Azure Table Storage looks like it could be nice, but from what I can tell, the big difference between Azure Table Storage and HBase is that HBase supports updating and reading values for a single property instead of the whole entity at once. I guess there must be some disadvantages to HBase however, but I'm not sure what they would be in this case.
I also think crate.io looks like it could be interesting, but I wonder if there might be unforseen problems.
Anyone have any other ideas of the advantages and disadvantages of the different databases in this case, and if any of them are really unsuited for some reason?
I currently work with Cassandra and I might help with a few pros and cons.
Requirements
Cassandra can easily handle those 3 requirements. It was designed to have fast reads and writes. In fact, Cassandra is blazing fast with writes, mostly because you can write without doing a read.
Also, Cassandra keeps some of its data in memory, so you could even avoid the secondary database.
Consistency
In Cassandra you choose the consistency in each query you make, therefore you can have consistent data if you want to. Normally you use:
ONE - Only one node has to get or accept the change. This means fast reads/writes, but low consistency (You can have other machine delivering the older information while consistency was not achieved).
QUORUM - 51% of your nodes must get or accept the change. This means not as fast reads and writes, but you get FULL consistency IF you use it in BOTH reads and writes. That's because if more than half of your nodes have your data after you inserted/updated/deleted, then, when reading from more than half your nodes, at least one node will have the most recent information, which would be the one to be delivered.
Both this options are the ones recommended because they avoid single points of failure. If all machines had to accept, if one node was down or busy, you wouldn't be able to query.
Pros
Cassandra is the solution for performance, linear scalability and avoid single points of failure (You can have machines down, the others will take the work). And it does most of its management work automatically. You don't need to manage the data distribution, replication, etc.
Cons
The downsides of Cassandra are in the modeling and queries.
With a relational database you model around the entities and the relationships between them. Normally you don't really care about what queries will be made and you work to normalize it.

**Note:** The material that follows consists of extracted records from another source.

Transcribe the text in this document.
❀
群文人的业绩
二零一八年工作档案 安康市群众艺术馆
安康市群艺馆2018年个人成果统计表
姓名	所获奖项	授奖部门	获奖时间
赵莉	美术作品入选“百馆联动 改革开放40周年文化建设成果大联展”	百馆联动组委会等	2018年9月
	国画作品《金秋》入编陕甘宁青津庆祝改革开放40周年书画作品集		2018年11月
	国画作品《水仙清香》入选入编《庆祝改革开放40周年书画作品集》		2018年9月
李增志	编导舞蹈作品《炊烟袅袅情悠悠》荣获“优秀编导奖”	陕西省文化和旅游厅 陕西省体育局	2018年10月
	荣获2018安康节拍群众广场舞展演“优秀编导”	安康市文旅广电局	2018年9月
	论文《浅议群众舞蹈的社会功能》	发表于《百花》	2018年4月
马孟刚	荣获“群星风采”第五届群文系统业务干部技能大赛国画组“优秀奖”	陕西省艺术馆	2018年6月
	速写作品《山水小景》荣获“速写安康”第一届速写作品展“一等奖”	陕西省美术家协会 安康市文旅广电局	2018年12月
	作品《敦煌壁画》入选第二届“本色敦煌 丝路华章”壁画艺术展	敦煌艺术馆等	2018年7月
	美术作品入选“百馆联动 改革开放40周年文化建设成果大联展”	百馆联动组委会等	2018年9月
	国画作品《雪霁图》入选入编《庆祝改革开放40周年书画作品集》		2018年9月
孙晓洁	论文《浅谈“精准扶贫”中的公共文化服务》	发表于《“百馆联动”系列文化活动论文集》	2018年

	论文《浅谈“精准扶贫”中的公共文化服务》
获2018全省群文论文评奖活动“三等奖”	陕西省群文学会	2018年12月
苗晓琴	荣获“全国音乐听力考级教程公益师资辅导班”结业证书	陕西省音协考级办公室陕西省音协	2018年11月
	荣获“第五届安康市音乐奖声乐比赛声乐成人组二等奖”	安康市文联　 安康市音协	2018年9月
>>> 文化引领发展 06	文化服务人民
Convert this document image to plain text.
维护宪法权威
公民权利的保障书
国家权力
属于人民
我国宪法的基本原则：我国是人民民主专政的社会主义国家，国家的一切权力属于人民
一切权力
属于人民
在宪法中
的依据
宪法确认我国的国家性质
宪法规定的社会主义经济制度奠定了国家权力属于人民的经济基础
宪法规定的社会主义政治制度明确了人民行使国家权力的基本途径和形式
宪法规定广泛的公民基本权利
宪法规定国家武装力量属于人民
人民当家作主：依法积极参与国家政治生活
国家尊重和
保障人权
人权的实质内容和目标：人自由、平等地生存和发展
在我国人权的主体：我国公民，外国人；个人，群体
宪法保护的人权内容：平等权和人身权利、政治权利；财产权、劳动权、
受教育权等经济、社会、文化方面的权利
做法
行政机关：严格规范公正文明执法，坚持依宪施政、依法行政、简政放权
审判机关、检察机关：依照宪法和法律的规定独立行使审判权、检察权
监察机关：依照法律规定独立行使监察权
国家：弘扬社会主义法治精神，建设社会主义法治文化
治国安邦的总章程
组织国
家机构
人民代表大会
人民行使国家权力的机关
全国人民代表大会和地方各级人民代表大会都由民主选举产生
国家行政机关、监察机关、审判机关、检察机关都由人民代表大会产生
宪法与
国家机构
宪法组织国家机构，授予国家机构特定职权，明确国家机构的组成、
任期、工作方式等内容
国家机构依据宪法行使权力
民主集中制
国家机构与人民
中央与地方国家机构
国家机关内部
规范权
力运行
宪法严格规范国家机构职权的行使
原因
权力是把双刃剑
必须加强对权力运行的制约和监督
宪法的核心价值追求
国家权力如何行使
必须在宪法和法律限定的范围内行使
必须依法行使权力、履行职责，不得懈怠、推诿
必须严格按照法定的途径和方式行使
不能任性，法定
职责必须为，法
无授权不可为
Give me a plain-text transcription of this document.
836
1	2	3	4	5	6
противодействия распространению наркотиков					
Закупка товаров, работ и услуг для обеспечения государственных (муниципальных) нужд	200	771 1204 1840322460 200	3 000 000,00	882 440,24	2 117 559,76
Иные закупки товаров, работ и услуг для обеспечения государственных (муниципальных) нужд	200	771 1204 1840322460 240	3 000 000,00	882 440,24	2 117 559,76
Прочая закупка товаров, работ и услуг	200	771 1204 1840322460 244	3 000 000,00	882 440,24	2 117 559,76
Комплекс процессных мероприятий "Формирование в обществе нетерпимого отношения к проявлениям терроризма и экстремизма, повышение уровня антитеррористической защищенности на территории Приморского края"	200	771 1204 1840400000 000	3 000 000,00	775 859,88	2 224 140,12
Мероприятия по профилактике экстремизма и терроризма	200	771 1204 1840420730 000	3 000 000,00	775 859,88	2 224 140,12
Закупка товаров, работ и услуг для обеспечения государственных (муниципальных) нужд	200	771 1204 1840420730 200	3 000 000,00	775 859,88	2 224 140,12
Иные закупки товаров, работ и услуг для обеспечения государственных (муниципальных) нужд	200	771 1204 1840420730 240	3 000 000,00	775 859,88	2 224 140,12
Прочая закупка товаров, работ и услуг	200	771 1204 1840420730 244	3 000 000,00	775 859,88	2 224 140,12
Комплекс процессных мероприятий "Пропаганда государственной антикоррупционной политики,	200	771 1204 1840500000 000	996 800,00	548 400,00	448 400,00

With Cassandra the strategy is different. You model the tables to serve the queries. And that happens because you can't join and you can't filter the data any way you want (only by its primary key).
So if you have a database for a company with grocery stores and you want to make a query that returns all products of a certain store (Ex.: New York City), and another query to return all products of a certain department (Ex.: Computers), you would have two tables "ProductsByStore" and "ProductsByDepartment" with the same data, but organized differently to serve the query.
Materialized Views can help with this, avoiding the need to change in multiple tables, but it is to show how things work differently with Cassandra.
Denormalization is also common in Cassandra for the same reason: Performance.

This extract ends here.